Backdoors are nothing new in the computer world. I’d argue the most famous backdoor account in the history of computer hacking belongs to Joshua, the dormant login for the War Operations Programmed Response (WOPR) computer system in the 1983 movie Wargames. Joshua was an old login for the creator to access the system outside of the military chain of command. When the developer was removed from the project the account was forgotten about until a kid discovered it and kicked off the plot of the movie.

Joshua tells us a lot about developers and their desire to have access to the system. I’ll admit I’ve been in the same boat before. I’ve created my own logins to systems with elevated access to get tasks accomplished. I’ve also notified the users and administrators of those systems about my account and let them deal with it as needed. Most were okay with it being there. Some were hesitant and required it to be disabled after my work was done. Either way, I was up front about what was going on.

Joshua and zyfwp are examples of what happens when those systems are installed outside of the knowledge of the operators. What would have happened if the team in the Netherlands hand’t found the account? What if Zyxel devices were getting hacked and networks breached without anyone knowing the vector? I’m sure the account showed up in all the admin dashboards, right?

Easter Egg Hunts

Do you remember the Windows 3.1 Bear? It was a hidden reference in the credits to the development team’s mascot. You had to jump through a hoop to find it by holding down a keystroke combination and clicking a specific square in the Windows logo. People loved finding those little nuggets in the software all the way up to Windows 98.

What changed? Turns out, as part of Microsoft’s Trustworth Computing Initiative in 2002 they removed all undocumented features and code that could cause these kinds of things. It also might have had something to do with the antitrust investigations into Microsoft in the 1990s and how undocumented features in Windows and Office might have given the company a competitive advantage. Whatever the reason, Microsoft has committed to removing undocumented code.

Easter eggs are fun to find but represent the bright side of the dark issue above. What happens when the easter egg in question isn’t a credit roll but an undocumented account? What if the keystroke doesn’t bring up a teddy bear but instead gives the current user account full admin access? You scoff at the possibility but there’s nothing stopping a developer from making that happen.

These issues are part of the reason why all code and features need to be documented. We need to know what’s going on in the program and how it could impact us. This means no backdoors. If there is a way to access the system aside from the controls built in already it needs to be known and be able to be disabled if necessary. If it can’t be disabled then the users need to be aware of that fact and make the choice to not use the software because of security issues.

If you’re following along closely, you should have picked up on the fact that this same logic applies to backdoors that have been mandated by the government too. The current slate of US Senators seem to believe that we need to create keys that allow end-to-end encryption to be weakened and readable by law enforcement.

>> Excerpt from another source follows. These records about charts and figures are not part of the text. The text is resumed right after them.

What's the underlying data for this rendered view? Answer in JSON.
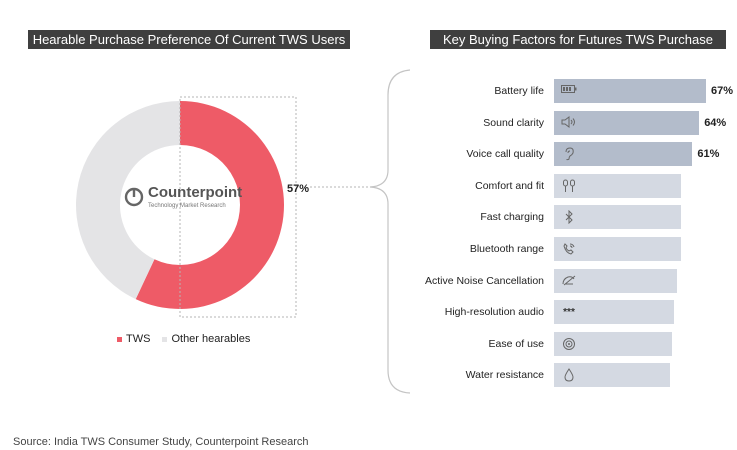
{
  "colors": {
    "banner_bg": "#3f3f3f",
    "tws": "#ee5b67",
    "other": "#e4e4e6",
    "bar_dark": "#b3bccb",
    "bar_light": "#d4d9e2"
  },
  "logo": {
    "name": "Counterpoint",
    "subtitle": "Technology Market Research"
  },
  "source": "Source: India TWS Consumer Study, Counterpoint Research",
  "chart_data": [
    {
      "type": "pie",
      "title": "Hearable Purchase Preference Of Current TWS Users",
      "donut": true,
      "slices": [
        {
          "name": "TWS",
          "value": 57,
          "label": "57%",
          "color": "#ee5b67"
        },
        {
          "name": "Other hearables",
          "value": 43,
          "label": "",
          "color": "#e4e4e6"
        }
      ],
      "legend": [
        "TWS",
        "Other hearables"
      ],
      "legend_position": "bottom"
    },
    {
      "type": "bar",
      "orientation": "horizontal",
      "title": "Key Buying Factors for Futures TWS Purchase",
      "xlim": [
        0,
        70
      ],
      "categories": [
        {
          "label": "Battery life",
          "icon": "battery-icon",
          "value": 67,
          "value_label": "67%"
        },
        {
          "label": "Sound clarity",
          "icon": "speaker-icon",
          "value": 64,
          "value_label": "64%"
        },
        {
          "label": "Voice call quality",
          "icon": "ear-icon",
          "value": 61,
          "value_label": "61%"
        },
        {
          "label": "Comfort and fit",
          "icon": "earbuds-icon",
          "value": 56,
          "value_label": ""
        },
        {
          "label": "Fast charging",
          "icon": "bluetooth-icon",
          "value": 56,
          "value_label": ""
        },
        {
          "label": "Bluetooth range",
          "icon": "phone-signal-icon",
          "value": 56,
          "value_label": ""
        },
        {
          "label": "Active Noise Cancellation",
          "icon": "mute-icon",
          "value": 54,
          "value_label": ""
        },
        {
          "label": "High-resolution audio",
          "icon": "stars-icon",
          "value": 53,
          "value_label": ""
        },
        {
          "label": "Ease of use",
          "icon": "touch-icon",
          "value": 52,
          "value_label": ""
        },
        {
          "label": "Water resistance",
          "icon": "water-drop-icon",
          "value": 51,
          "value_label": ""
        }
      ]
    }
  ]
}
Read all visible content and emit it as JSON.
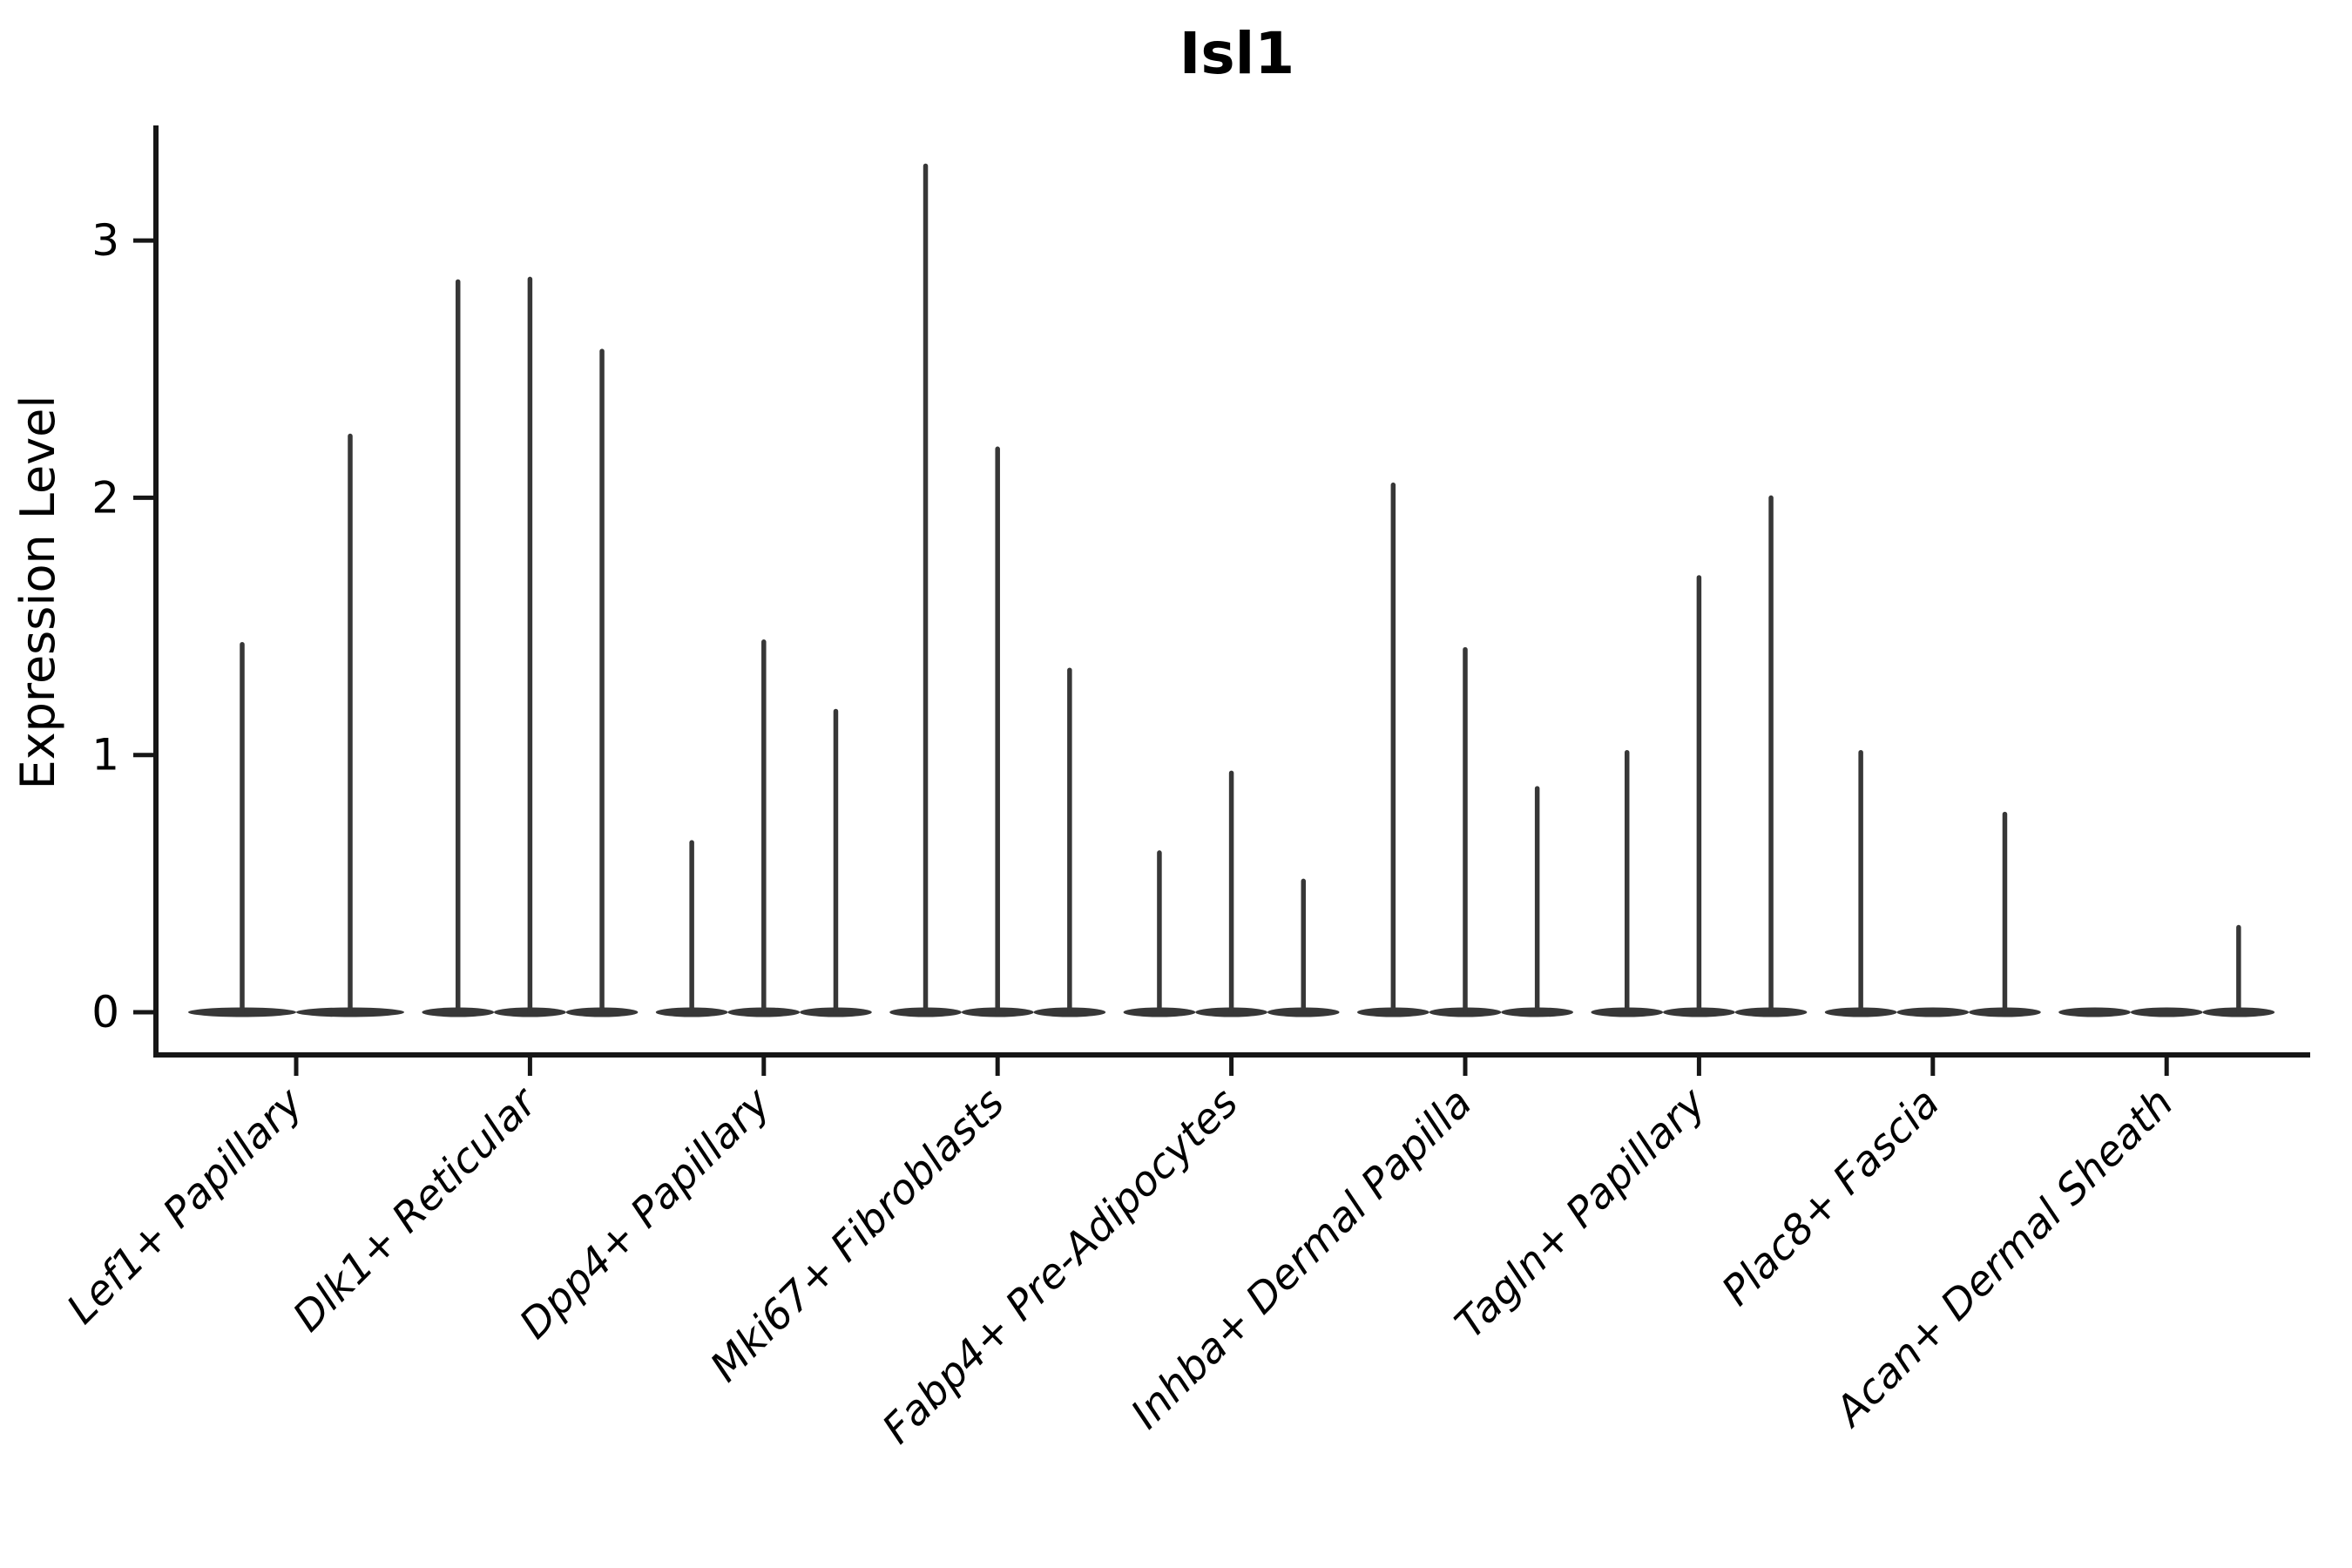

However, as stated by companies like Apple for years, if you create a key for a lock that should only ever be opened under special circumstances you have still created a weakness that can be unlocked. We’ve seen the tools used by intelligence agencies stolen and used to create malware unlike anything we’ve ever seen before. What do you think might happen if they get the backdoor keys to go through encrypted messaging systems?


Tom’s Take

I don’t run Zyxel equipment in my home or anywhere I used to work. But if I did there would be a pile of it in the dumpster after this mess. Having a backdoor is one thing. Purposely making one is another. And having that backdoor discovered and exploited by the Internet is an entirely differently conversation. The only way to be sure that you’ve fixed your backdoor problem is to not have one in the first place. Joshua and zyfwp are what we need to get away from, not what we need to work toward. Malfeasance only stops when you don’t do it in the first place.